2. Des mécanismes d’ajustements entre pairs

Les régulations qui président à la mise en compatibilité des stratégies des élus locaux et des présidents d’université ne s’opèrent pas de façon croisée par des tiers. La construction du compromis s’opère au contraire dans des relations de face-à-face. Les ajustements mutuels entre exécutifs des collectivités territoriales ont essentiellement pour objet la répartition de la prise en charge financière des projets.

La définition du niveau d’intervention de chaque collectivité territoriale obéit à des règles tacites. Les clefs de financement permettent en effet de réduire très largement l’incertitude quant à la hauteur des investissements consentis par chaque niveau institutionnel. Sur l’enveloppe globale, la région intervient à hauteur de la moitié de l’engagement des collectivités territoriales, le département et la Ville de Lyon ou la Communauté urbaine se partageant à parité le solde des dépenses 738 . La répartition des maîtrises d’ouvrage s’opère entre exécutifs des collectivités territoriales :

‘« Avec Georges Consolo qui était mon collègue à la région, on faisait des réunions en disant : « on va bénéficier au maximum de la loi qui permet de récupérer la TVA ». Une fois que les grands arbitrages étaient fixés, on se redistribuait les maîtrises d’ouvrage entre l’Etat, la région et nous [le Conseil général] de telle façon qu’on puisse rester dans le cadre de l’application de la loi sur le FCTVA. Et sans aucune difficulté.
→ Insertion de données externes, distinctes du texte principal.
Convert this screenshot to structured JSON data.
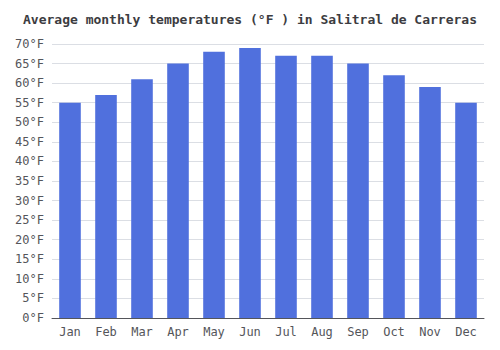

On l’a fait pour le dernier contrat de plan Etat-région. » 739

Dans ces discussions, les services du SGAR ne cherchent pas à intervenir et s’en remettent à l’établissement d’un consensus entre collectivités territoriales :

‘« A partir du moment où deux collectivités locales disent : « moi, je fais telle opération, toi, tu fais telle opération. » Qu’est-ce que vous voulez que l’Etat aille leur dire là-dedans ? Nous, ce qui importait, c’est que les opérations soient faites. » 740 ’ ‘« Cela s’est discuté entre les deux présidents précédents [Raymond Barre et Michel Mercier] qui voulaient apparaître comme ayant la même participation, le même montant. On est arrivé à bricoler, enfin à bricoler non, ils nous ont dit un jour : « on met tant chacun ». On a réparti pour qu’ils mettent tant chacun. A l’intérieur de cela, ils ont dû discuter : « moi, je connais bien tel domaine, je connais bien telle université, je prends cette maîtrise d’ouvrage et le Grand Lyon prend celle-là. » Cela ne m’a jamais paru devoir faire l’objet de demande d’arbitrage de l’Etat. Cela s’est toujours passé entre les deux structures et bien passé. » 741

Les exécutifs des collectivités territoriales, par des négociations qui se déroulent entre pairs, parviennent donc à répartir entre eux les maîtrises d’ouvrage et l’effort financier. Si au début de l’engagement dans le financement des politiques d’implantation universitaire, ces accords restent très informels, ils tendent de plus en plus à être institutionnalisés dans des conventions qui formalisent les relations entre les partenaires. La mise en place des conventions de site lors de la préparation de la dernière génération de contrat de plan permet l’inscription dans un document écrit de la répartition des maîtrises d’ouvrage et des financements. La signature de ces conventions semble permettre tout autant d’associer les collectivités infra-régionales à un document écrit que de réduire les incertitudes sur la réalité de leurs engagements. Même quand les promesses d’engagement et de financement ne sont que verbales, les exécutifs des collectivités territoriales respectent en effet la parole donnée. Engagées dans de multiples finances croisées, les exécutifs sont en situation d’interdépendance. Ne pas honorer une parole donnée, c’est alors mettre en jeu la relation à un partenaire :

‘« La tranche 2 a été suivie d’une tranche 2bis d’un coût de 41, 54 millions de francs pour laquelle l’Etat et la région attendaient (sur une promesse verbale ?) un crédit de 9 millions de francs de la Ville de Lyon. La région nous presse de nous engager sur ces deux phases d’opération sachant que le versement des crédits pourra s’effectuer au cours des exercices prochains. (…) L’alternative qui s’ouvre à nous est la suivante : 1. la Ville de Lyon et la Communauté urbaine refusent de participer estimant qu’il s’agit là d’affaires anciennes. Cela me paraît difficile sous peine de dégrader nos relations avec la région. » ’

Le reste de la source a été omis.